Hasil survei BPS memberikan gambaran bahwa hampir 66% profesi petani ditekuni oleh kepala keluarga yang berusia 45 tahun ke atas. Dari persentase tersebut, hampir 23% adalah kepala keluarga yang berusia lebih dari 65 tahun.
Untuk menjaga resiliensi, tren pertumbuhan serta memanfaatkan peluang yang ada, tentu dibutuhkan petani yang tangguh. Petani yang berwawasan modern, dan memiliki kemampuan beradaptasi dengan perkembangan teknologi.
Petani tangguh hanya akan ada jika proses transformasi dari petani profesional tradisional yang ada saat ini, berjalan dengan baik kepada petani profesional generasi berikutnya yang dikenal dengan petani milenial.
Saat ini pemerintah melalui Kementerian Pertanian telah memiliki target menciptakan 2,5 juta petani milenial pada tahun 2024. Berbagai kegiatan sosialisasi dan forum ilmiah telah dilakukan guna pemberdayaan petani milenial.
Sebagai upaya nyata, Badan Penyuluhan dan Pengembagan SDM Pertanian (BPPSDMP), telah mengukuhkan 2.000 Duta Petani Milenial (DPM) dan Duta Petani Andalan (DPA) yang tersebar di seluruh Indonesia. Tujuan dibentuknya DPM dan DPA ini adalah untuk meningkatkan minat dan keterlibatan generasi milenial dalam berbagai aktivitas sektor pertanian.
Pemerintah tidak dapat berjalan sendiri. Kolaborasi pentahelix bisa menjadi solusi untuk mengakselerasi lahirnya petani-petani milenial di Indonesia. Kolaborasi pentahelix adalah kolaborasi yang melibatkan lima unsur yang terdiri dari pemerintah, akademisi, pelaku usaha, komunitas, dan media massa.
Dalam konteks pemenuhan kebutuhan petani milenial, maka masing-masing unsur pentahelix memiliki peranan yang strategis guna mempercepat lahirnya petani-petani milenial. Seluruh unsur harus memiliki komitmen yang kuat, strategi yang terarah, koordinasi yang baik, serta target-target yang terukur.
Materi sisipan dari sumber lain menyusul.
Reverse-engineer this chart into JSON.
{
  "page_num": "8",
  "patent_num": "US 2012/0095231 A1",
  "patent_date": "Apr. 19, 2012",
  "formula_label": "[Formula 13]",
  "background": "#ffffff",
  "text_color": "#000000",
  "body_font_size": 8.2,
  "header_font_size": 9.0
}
Akselerasi menjadi sangat penting karena kondisi saat ini sejatinya Indonesia telah memasuki masa dimana harusnya bonus demografi sudah mulai bisa dinikmati. Hasil sensus penduduk yang dilakukan oleh BPS tahun 2020, menunjukkan bahwa saat ini dari 270 juta lebih penduduk Indonesia hampir 81% adalah usai produktif.
Menariknya lagi adalah penduduk Indonesia yang termasuk kategori usia milenial (usia 24-39 tahun) saat ini hampir mencapai 26% atau sekitar 69 juta jiwa. Jika pemerintah menargetkan terciptanya petani milenial 2,5 juta jiwa, itu artinya tidak lebih dari 4% saja penduduk milenial Indonesia yang diharapkan jadi petani.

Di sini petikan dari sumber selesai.